Group E: If there is such a thing as a group of death this must have been a group of life for France. I believe Michael Platini was involved in the draw… The Swiss, at Sepp Blatters insistance, came second.
Group F: Another non group of death with Argentina winning at a canter: A minor surprise with Nigeria coming second.
Group G: I don’t know why this group bothered to play. Easy win for Germany with their Arsenal contingent standing out. Something they failed to do at The Emirates last season. Portugal an easy second.
Group H: A slight shock here with the bookies favourites Belgium only finishing second to Russia. probably the most boring and uninteresting group.
I am getting bored now so for the record I will just remind you of the winners and losers. Anyone reading this in years to come will at least know who won and lost.

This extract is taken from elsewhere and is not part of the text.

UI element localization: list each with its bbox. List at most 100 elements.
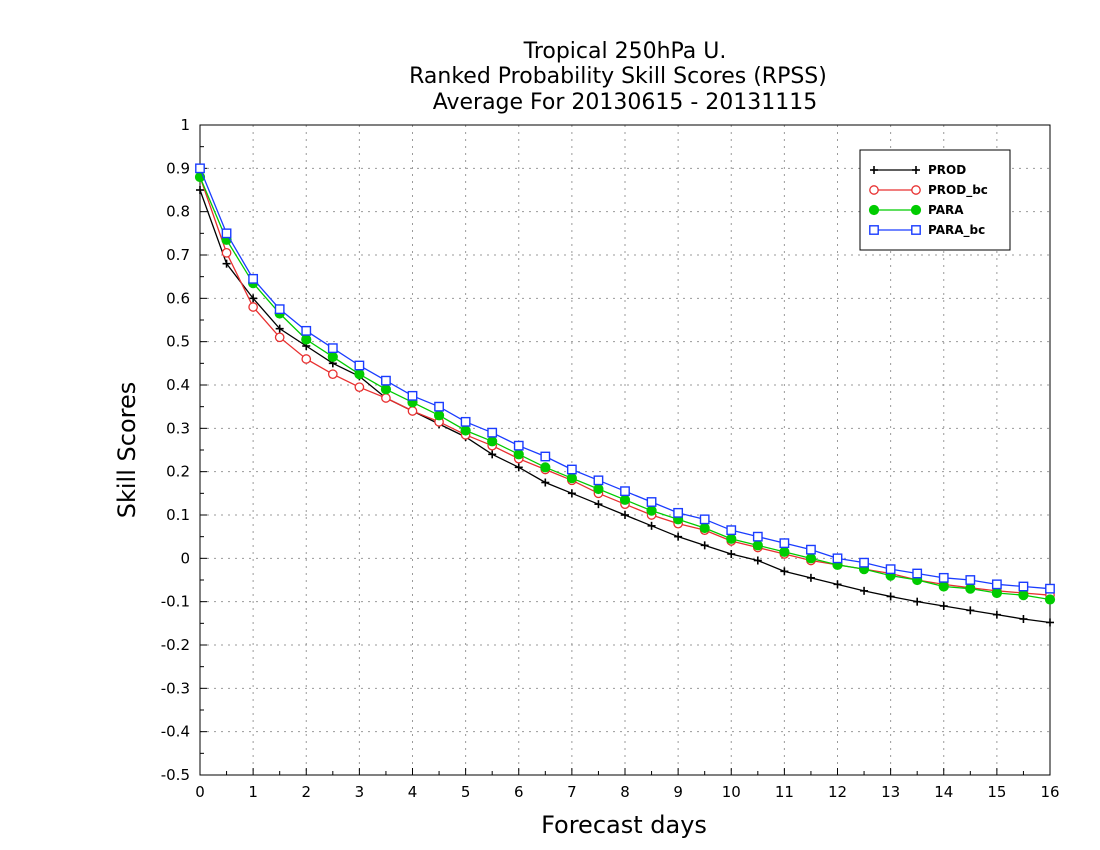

Brazil beat Spain in a game of dodgy penalties
Italy beat Columbia in a traditional Italian 1-0 boring game
France came out on top against an entertaining Nigerian team
The Germans were too organised for Belgium and overran them (not since 1942,,,)
The most entertaining Dutch, with Robben showing the way, snuffed out Mexico
England had an easy game against The Ivory Coast
The Swiss failed to turn up against Argentina. Apparently Sepp Blatters cheque bounced.
Russia, having shocked Belgium in the group did similar in beating Portugal
The flair and diving of Brazil was too much for the Italians who, despite scorig first went down 3-1
Germany proved too good for France with a Podalsky hat-trick leading the way to another 3-1 victory
England, surprisingly, hold the Dutch to a 1-1 draw, winning 3-1 on penalties after extra time.
Argentina proved too strong for the giant killing Russians going 3-1 up in 40 minutes and holding that until the end.
Germany do well to hold Brazil to a 1-1 draw but lose comfortably on penalties.
Revenge at last for the hand of God and the invasion of The
Malvinas Falklands as England hold on to win 2-1 with all 3 goals from Wayne Rooney. Their first World Cup final since 1966
Home side and bookies favourites Brazil are shocked as England take a 2nd minute lead as Lala leave his Teletubbie career behind with a wonder goal, beating 8 players before goal line technology showed his final shot had crossed the line. Will he dine out on that goal for as Long as former rapper John Barnes did with his similar score? However Brazil soon came to the fore as Neymar creats and scores a hat-trick of penalties. Enough to win the World for Brazil and for Neymar the Golden Boot and a BAFTA lifetime achievement award.